Se hai mai acquistato un prodotto online e ti sei meravigliato dell’inanità e della non-applicabilità degli “articoli correlati” che infestano il processo di acquisto e di post-vendita, già capisci che i sistemi di raccomandazione popolari e mainstream tendono a non funzionare bene nel comprendere le relazioni tra acquisti potenziali.
Se acquisti un articolo insolito e infrequente, come un forno, le raccomandazioni per altri fornelli sono probabilmente superflue, anche se i peggiori sistemi di raccomandazione non riconoscono questo. Negli anni 2000, ad esempio, il sistema di raccomandazione di TiVO creò una controversia precoce in questo settore reassegnando la presunta sessualità di un utente, che successivamente cercò di “rimascolinizzare” il suo profilo utente selezionando film di guerra – un approccio grezzo alla revisione dell’algoritmo.
Peggio ancora, non è necessario acquistare nulla (ad esempio) su Amazon, o iniziare a guardare un film la cui descrizione stai sfogliando su una piattaforma di streaming importante, affinché algoritmi di raccomandazione affamati di informazioni inizino a percorrere la strada sbagliata; le ricerche, le pause e i clic sulle pagine dei “dettagli” sono sufficienti, e queste informazioni scarse (e probabilmente errate) saranno probabilmente perpetuate in future sessioni di navigazione sulla piattaforma.

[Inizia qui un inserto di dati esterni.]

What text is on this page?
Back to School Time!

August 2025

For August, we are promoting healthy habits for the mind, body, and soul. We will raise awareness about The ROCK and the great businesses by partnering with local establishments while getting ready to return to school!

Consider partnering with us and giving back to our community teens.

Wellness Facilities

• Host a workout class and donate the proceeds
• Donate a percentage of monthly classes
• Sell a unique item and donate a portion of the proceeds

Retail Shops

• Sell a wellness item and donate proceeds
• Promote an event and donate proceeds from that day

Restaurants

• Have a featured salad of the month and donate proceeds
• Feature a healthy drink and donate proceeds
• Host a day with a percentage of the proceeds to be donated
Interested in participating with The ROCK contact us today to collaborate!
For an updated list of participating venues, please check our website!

Cercare di far dimenticare un sistema di raccomandazione
A volte è possibile intervenire: Netflix fornisce un sistema di “pollice su/giù” che dovrebbe in teoria aiutare i suoi algoritmi di apprendimento automatico a rimuovere certi concetti e parole incorporati nel profilo di raccomandazione (anche se la sua efficacia è stata messa in discussione, e rimane molto più facile evolvere un algoritmo di raccomandazione personalizzato da zero che rimuovere ontologie indesiderate), mentre Amazon ti consente di rimuovere titoli dalla tua cronologia di acquisti, il che dovrebbe declassare qualsiasi dominio indesiderato che abbia infiltrato le tue raccomandazioni.
Hulu ha una funzionalità simile, mentre HBO Max ha parzialmente ritirato dai sistemi di raccomandazione basati solo su algoritmi, di fronte alle loro attuali carenze.
Nessuna di queste esperienze a livello di consumatore tocca nemmeno la critica diffusa e in crescita dei sistemi di raccomandazione delle piattaforme pubblicitarie “passive” (dove sta arrivando un cambiamento significativo a causa dell’ira pubblica), o il tema incendiario delle raccomandazioni AI dei social media, dove siti come YouTube, Twitter e Facebook continuano a subire critiche per raccomandazioni non pertinenti o addirittura dannose.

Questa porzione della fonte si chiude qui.